Chefs have to make sure that line cooks are not covering the food. Years ago covering food was being pushed, but in reality the health department doesn’t want you to cover food until it’s cool.
"People don’t realize they are technically supposed to wash their hands before putting gloves on. They think gloves are a perfect barrier."
The chef has to set the standard. He has to be clean himself. He has to be washing his hands a lot, so his people see that. Sanitizer buckets are also super important, making sure those are at the correct concentration. Date marking falls on all of the cooks.
How about front of house managers?
I think front of house managers have a more complicated job, because often front of house people want to wear jewelry. Jewelry is a big one. Here in Wisconsin, the food court only allows a wedding band. Personal expression is a big part of front of house, so that makes things harder.
But you can check that people aren’t wiping their hands on their apron, and that they’re keeping their fingernails short. I try to set an example when I do inspections and don’t wear nail polish, because that kind of thing can give physical contamination if it falls in your food.
It comes down to a lot of hand washing for the front of house and their managers. Managers can check that people are washing their hands after someone goes to the bathroom, after a smoke break, after taking out the garbage. You kind of have to harp on them that you are technically supposed to wash your hands before putting gloves on. People don’t realize that, they think gloves are a perfect barrier.
If a guest has a complaint about getting sick from eating at your restaurant, how should a manager address that?
If somebody calls and says they got sick at your restaurant, you can simply say ‘I’m sorry you are feeling sick’. That doesn’t say you did it, but you should be sorry, you should have empathy. Don’t attempt to argue with someone who’s been sick, even if you are more educated and know it’s unlikely they're sick because of eating at your restaurant.
The key is to have a good relationship with your health inspector, and feel comfortable having the customer call them. That’s what I would recommend, because at least in Wisconsin, when someone calls the health department, they have to fill out a form with a three day food history, and the health department investigates it.
"The key is to have a good relationship with your health inspector, and to feel comfortable having the customer call them."

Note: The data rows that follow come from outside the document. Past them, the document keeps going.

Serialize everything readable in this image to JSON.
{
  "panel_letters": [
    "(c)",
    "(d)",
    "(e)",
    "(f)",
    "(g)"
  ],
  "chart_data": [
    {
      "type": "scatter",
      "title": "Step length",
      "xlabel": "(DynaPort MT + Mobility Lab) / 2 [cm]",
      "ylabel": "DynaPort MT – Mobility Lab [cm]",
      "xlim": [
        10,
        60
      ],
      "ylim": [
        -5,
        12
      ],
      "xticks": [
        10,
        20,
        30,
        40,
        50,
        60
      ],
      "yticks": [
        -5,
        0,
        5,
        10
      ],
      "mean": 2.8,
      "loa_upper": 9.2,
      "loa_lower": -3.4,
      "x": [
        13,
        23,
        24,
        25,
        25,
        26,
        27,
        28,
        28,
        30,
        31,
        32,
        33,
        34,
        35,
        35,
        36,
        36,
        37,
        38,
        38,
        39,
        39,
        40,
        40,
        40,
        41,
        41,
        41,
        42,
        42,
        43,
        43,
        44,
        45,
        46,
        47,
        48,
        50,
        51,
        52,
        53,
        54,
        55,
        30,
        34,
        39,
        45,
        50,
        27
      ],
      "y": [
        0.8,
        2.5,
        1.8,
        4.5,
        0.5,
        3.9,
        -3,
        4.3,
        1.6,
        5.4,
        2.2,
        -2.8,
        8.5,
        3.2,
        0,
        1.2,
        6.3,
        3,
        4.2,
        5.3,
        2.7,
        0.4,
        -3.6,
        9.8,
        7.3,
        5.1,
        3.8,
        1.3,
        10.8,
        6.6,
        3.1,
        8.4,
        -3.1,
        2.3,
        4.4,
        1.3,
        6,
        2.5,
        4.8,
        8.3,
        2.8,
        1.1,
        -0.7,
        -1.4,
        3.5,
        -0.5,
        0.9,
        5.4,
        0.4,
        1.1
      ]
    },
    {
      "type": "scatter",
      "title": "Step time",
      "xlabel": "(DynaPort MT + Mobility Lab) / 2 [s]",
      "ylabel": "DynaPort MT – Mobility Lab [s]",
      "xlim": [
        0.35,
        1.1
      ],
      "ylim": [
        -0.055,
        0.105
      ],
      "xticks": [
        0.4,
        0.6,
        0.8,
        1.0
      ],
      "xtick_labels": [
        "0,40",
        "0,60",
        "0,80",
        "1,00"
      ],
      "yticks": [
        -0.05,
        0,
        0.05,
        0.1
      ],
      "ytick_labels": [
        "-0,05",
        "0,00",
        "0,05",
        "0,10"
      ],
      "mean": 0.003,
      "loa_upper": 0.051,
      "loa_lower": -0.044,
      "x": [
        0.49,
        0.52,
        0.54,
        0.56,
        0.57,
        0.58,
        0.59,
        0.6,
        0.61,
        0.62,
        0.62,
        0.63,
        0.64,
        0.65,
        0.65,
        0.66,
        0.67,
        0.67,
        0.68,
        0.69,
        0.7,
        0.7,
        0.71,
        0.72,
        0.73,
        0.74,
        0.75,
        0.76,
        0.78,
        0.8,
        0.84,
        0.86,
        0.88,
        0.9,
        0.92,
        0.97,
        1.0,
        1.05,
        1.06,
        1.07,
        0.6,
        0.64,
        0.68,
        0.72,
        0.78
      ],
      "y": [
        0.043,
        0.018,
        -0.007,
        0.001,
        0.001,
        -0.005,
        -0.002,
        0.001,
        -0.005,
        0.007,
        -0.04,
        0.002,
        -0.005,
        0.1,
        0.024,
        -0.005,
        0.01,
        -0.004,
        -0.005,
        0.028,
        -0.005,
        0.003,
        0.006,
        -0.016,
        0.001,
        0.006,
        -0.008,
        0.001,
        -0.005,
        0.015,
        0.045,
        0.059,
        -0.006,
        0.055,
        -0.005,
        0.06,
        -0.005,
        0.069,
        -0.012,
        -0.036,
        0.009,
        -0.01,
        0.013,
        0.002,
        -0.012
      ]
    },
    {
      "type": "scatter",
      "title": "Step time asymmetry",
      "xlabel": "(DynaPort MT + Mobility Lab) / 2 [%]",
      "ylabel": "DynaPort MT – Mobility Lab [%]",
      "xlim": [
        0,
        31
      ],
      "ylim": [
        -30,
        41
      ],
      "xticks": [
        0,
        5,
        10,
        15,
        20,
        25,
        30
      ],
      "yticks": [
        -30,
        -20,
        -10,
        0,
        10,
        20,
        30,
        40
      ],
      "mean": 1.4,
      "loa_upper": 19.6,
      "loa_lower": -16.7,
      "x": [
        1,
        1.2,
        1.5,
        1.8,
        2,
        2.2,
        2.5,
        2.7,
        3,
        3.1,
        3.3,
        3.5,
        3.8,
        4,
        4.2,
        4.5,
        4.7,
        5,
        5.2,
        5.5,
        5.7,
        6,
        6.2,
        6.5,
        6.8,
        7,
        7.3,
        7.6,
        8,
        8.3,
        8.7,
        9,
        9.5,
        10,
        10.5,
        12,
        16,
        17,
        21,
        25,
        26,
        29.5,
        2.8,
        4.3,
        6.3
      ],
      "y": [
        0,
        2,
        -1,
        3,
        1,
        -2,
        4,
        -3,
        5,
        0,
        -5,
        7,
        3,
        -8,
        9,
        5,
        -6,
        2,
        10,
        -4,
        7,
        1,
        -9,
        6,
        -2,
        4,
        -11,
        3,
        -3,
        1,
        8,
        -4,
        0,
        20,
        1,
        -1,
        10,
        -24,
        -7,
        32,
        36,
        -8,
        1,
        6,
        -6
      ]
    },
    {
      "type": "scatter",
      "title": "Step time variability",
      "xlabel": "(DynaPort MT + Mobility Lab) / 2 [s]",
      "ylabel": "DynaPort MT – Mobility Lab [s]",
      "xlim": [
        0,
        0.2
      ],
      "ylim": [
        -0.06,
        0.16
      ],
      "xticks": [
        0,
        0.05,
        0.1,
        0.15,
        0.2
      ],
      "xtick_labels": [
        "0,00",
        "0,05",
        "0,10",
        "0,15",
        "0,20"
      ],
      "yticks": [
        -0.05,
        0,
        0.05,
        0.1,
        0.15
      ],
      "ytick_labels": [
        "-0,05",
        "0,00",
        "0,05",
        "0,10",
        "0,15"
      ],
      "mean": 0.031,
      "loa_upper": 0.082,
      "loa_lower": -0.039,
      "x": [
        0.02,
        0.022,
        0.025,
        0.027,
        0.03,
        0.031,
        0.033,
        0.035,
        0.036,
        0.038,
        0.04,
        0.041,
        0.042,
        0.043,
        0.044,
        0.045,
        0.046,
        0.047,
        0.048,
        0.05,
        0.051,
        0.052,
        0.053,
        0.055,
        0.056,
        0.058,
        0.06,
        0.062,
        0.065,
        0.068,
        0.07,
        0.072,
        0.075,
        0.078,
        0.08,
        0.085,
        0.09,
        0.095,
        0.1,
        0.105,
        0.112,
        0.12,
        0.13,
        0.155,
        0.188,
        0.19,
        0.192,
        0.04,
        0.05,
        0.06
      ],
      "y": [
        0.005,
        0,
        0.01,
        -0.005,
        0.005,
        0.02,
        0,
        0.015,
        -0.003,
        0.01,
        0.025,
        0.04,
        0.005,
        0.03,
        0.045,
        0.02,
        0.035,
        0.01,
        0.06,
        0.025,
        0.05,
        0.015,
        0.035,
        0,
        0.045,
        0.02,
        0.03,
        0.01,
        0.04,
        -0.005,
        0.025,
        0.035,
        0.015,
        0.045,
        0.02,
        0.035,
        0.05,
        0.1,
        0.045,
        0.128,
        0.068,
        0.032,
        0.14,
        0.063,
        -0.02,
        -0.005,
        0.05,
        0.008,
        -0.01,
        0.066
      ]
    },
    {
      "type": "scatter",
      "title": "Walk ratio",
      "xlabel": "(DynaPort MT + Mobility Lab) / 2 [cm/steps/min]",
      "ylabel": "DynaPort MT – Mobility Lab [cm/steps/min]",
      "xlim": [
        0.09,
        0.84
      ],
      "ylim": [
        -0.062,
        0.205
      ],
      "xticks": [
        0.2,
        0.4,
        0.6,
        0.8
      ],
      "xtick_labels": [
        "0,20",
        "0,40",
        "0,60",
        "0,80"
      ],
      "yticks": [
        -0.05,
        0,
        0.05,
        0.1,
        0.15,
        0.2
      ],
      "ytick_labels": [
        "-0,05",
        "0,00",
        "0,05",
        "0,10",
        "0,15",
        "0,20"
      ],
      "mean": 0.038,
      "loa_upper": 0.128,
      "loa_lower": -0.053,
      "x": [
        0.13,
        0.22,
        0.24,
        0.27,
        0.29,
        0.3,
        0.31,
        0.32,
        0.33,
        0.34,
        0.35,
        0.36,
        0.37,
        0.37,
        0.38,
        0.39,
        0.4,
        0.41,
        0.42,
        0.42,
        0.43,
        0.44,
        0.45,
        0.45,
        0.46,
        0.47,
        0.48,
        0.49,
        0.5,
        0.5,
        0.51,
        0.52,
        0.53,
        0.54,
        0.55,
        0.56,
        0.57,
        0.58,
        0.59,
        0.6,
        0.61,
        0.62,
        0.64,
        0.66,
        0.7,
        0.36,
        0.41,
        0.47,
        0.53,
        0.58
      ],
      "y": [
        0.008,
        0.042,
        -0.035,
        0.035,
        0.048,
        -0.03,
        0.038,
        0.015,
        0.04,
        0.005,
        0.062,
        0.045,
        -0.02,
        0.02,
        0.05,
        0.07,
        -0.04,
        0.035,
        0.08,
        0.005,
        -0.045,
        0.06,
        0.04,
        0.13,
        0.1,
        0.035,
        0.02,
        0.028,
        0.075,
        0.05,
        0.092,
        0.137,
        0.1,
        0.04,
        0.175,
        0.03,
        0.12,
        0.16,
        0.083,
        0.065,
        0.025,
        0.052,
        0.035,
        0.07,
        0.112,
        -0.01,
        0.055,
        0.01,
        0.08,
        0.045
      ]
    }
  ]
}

I feel the best way to educate a customer is to not yell at them or shove food safety down their throat even though you probably know it better than them. Just say: 'we’re sorry what happened, we will investigate it on our end, we encourage you to call the in-house inspector and health department.'
What can a manager do in the moment if something is found in the food, like a hair?
I like to use customer service as a way to make it right and then some more. I had a friend who called me up recently. He and his family had dinner at a very nice restaurant, who are a client of mine, and he found a piece of pen in his crab cake. I talked to my client about it a lot, and they didn’t do enough to make it right. The crab cake was comped and a round of drinks was bought for the table.
But I would anticipate that this experience probably ruined his evening. The gentleman has two young children and they probably don’t get out to a nice restaurant that much. So in the moment, you really have to go overboard to make it better. At a corporate level, they later sent the gentleman a gift card for everybody’s meal that night, and that’s the choice I would have made as a general manager that night.
If it’s a hair, it could have been their own hair that just fell, who knows, just make it right. It’s not worth arguing about.